Hoan Bridge fix prompts more road vs. rail debate (PHOTO SLIDE SHOW)

The Hoan Bridge stands in Milwaukee. A request to shift money earmarked for high-speed rail to make repairs on the bridge has rekindled debate over how to pay for road and bridge maintenance. (Photo by Corey Hengen)
A request to shift federal high-speed rail money to repair the Hoan Bridge is reigniting the road vs. rail debate, despite the inquiring lawmakers’ insistence it’s not an either/or matter.
“To me it’s just about priorities,” said state Sen. Jeff Plale, D-South Milwaukee. “If you’ve got a hard asset that’s falling apart, you fix it.”
Plale and state Rep. Christine Sinicki, D-Milwaukee, on Wednesday asked members from Wisconsin’s congressional delegation to shift $250 million from the $810 million in federal stimulus money awarded to Wisconsin for a high-speed rail line between Milwaukee and Madison to repair the crumbling bridge in Milwaukee.
The Wisconsin Department of Transportation last month requested bids for netting under the 33-year-old bridge after discovering concrete pieces that fell off the structure.
Plale said he knows asking federal lawmakers to redirect money earmarked for high-speed rail is a tall order, but fixing the bridge is more crucial.
“A train would be nice, and maybe someday it will be possible,” he said. “But in the real world you have to look at what’s the priority and that’s this bridge in desperate need of repair. I would hope that lawmakers still have some common sense and can decide what is the highest and best use of stimulus money.”
David Frey, spokesman for Congresswoman Gwen Moore, D-Wis., said the high-speed rail money cannot be shifted.
“If the funding isn’t used as applied for, it won’t be used in Wisconsin,” he said. “It will go to another state for use there.”
Frey cited California, New York and Florida as examples of other states that could use Wisconsin’s share of stimulus money for high-speed rail projects of their own.
Frey said Moore supports using federal highway financing programs to repair the bridge, and that Wisconsin can use annual Federal Highway Administration dollars or the Transportation Investment Generating Economic Recovery, or TIGER, program.
To state Rep. Kelda Roys, D-Madison, the Hoan Bridge problems highlight the need for lawmakers to find new revenue sources for transportation.

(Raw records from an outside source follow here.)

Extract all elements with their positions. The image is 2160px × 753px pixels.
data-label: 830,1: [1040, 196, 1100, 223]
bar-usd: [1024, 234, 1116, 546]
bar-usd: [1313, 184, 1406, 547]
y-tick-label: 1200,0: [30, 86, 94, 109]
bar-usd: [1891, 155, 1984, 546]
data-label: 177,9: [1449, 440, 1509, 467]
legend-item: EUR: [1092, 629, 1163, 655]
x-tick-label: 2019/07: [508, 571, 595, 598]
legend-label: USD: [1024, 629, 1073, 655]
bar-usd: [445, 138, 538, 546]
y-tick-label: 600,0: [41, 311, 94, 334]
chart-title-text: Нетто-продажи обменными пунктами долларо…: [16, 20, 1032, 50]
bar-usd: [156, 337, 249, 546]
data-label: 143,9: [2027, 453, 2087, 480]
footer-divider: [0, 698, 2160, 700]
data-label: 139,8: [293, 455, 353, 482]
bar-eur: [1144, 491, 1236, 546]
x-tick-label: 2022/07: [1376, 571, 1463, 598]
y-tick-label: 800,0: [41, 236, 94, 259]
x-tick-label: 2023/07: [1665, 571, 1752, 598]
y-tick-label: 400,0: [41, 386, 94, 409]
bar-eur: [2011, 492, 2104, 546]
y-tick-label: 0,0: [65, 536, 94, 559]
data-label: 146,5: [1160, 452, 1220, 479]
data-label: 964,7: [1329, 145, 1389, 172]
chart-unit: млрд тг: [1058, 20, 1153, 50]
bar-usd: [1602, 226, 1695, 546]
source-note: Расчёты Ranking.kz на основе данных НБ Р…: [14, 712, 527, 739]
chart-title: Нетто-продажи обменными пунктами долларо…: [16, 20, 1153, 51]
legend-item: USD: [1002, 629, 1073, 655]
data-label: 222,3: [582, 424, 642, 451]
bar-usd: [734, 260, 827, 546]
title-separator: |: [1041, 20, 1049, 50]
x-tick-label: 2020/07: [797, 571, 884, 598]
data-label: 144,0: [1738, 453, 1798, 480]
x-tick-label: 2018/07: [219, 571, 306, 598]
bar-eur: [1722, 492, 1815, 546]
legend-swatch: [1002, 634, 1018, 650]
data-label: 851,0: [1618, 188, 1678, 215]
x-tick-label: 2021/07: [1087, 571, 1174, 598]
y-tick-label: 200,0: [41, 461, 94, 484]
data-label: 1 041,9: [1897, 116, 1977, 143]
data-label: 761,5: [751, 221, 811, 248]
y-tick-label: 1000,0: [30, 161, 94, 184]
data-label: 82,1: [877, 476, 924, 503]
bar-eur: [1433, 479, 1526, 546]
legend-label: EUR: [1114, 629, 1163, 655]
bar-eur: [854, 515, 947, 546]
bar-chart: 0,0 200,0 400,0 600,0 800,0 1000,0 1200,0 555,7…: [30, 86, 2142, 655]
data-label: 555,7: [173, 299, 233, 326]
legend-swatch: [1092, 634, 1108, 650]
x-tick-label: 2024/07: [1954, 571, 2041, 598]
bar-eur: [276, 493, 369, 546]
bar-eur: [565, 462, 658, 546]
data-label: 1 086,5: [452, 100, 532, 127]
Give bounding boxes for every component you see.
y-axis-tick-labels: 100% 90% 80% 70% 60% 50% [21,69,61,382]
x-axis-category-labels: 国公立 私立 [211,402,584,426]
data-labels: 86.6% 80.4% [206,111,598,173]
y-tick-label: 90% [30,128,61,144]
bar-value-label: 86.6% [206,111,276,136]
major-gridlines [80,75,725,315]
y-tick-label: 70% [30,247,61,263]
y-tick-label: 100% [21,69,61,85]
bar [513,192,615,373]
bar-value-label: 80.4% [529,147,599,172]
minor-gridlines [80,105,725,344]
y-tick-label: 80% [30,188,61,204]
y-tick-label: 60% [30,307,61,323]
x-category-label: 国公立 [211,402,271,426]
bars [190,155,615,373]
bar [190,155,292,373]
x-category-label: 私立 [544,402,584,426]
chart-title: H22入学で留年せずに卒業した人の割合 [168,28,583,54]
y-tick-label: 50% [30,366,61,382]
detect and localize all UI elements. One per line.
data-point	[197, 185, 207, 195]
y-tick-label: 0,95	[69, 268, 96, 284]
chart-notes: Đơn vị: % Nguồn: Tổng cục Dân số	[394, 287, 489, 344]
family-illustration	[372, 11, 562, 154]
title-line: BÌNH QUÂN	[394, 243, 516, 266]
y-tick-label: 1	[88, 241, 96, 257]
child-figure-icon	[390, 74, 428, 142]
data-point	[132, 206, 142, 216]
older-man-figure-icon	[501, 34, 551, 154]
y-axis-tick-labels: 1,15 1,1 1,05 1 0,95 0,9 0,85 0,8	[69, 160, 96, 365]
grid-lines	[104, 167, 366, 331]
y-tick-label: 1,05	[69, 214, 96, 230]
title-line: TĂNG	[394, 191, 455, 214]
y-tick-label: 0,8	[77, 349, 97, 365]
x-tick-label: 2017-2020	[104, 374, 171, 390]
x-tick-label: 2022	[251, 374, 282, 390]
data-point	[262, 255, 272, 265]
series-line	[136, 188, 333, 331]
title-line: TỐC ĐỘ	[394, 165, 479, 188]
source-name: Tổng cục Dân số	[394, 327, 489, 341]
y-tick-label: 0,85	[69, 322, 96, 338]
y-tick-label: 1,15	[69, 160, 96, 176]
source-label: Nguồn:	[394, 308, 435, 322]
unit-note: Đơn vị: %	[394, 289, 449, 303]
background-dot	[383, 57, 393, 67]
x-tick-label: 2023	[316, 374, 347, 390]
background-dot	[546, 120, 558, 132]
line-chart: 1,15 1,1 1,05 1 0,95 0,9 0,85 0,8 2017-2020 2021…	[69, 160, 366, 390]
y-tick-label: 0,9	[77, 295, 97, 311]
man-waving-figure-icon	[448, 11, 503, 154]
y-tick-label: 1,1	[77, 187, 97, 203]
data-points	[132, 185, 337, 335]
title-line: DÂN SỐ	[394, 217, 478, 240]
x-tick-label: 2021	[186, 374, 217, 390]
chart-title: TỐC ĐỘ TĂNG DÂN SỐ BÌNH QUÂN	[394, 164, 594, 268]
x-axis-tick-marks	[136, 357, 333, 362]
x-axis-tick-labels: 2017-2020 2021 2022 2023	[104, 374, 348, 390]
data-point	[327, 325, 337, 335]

Wisconsin uses vehicle registration fees and gas taxes to finance transportation projects, but that money has been short in recent years. In addition to shifting transportation money in many state budgets to nontransportation programs, state lawmakers in 2006 repealed gas-tax indexing, an annual gas tax adjustment that keeps pace with inflation and fuel consumption.
Roys, who was not a lawmaker in 2006, called that a “fiscally dumb move,” and said the state needs to come up with new ideas to finance road, bridge and rail projects.
The transportation budget faces an estimated $30 million deficit.
Terry McGowan, business manager for the International Union of Operating Engineers Local 139, said he supports more money for highway work, but does not oppose the high-speed rail line.
“I’ve got a lot of bridge builders out of work,” he said. “I was happy to see the high-speed money come in, because there’s a long, 1.3-mile bridge proposed on that route, which would be great for us.”
Shifting rail money to repair the Hoan Bridge could just lead to future financing problems, McGowan said.
“It’s like the story of the little boy that used his finger to plug a leak in a dike,” he said. “You plug one hole and another one sprouts.”
ROBBING RAIL TO PAY HOAN IS A BRIDGE TO NOWHERE. READ THE BLOG
If the state cannot afford to finance high-speed rail for another few years because of a shift, Sinicki said Wisconsin can handle the wait.
“Chunks are coming off the bridge,” she said, “and people are worried.”
But if Wisconsin cannot use the high-speed rail project to fix the Hoan Bridge, Plale said state lawmakers need to come up with alternatives quickly.
“I don’t know the inner-workings of federal government, nor do I want to know,” he said. “I know there will be folks who will absolutely dig in their heels and who don’t want to put any money into roads, but we need to raise the discussion to the next level.
“There are pieces of concrete falling off the most noticeable bridge in the state’s largest city.”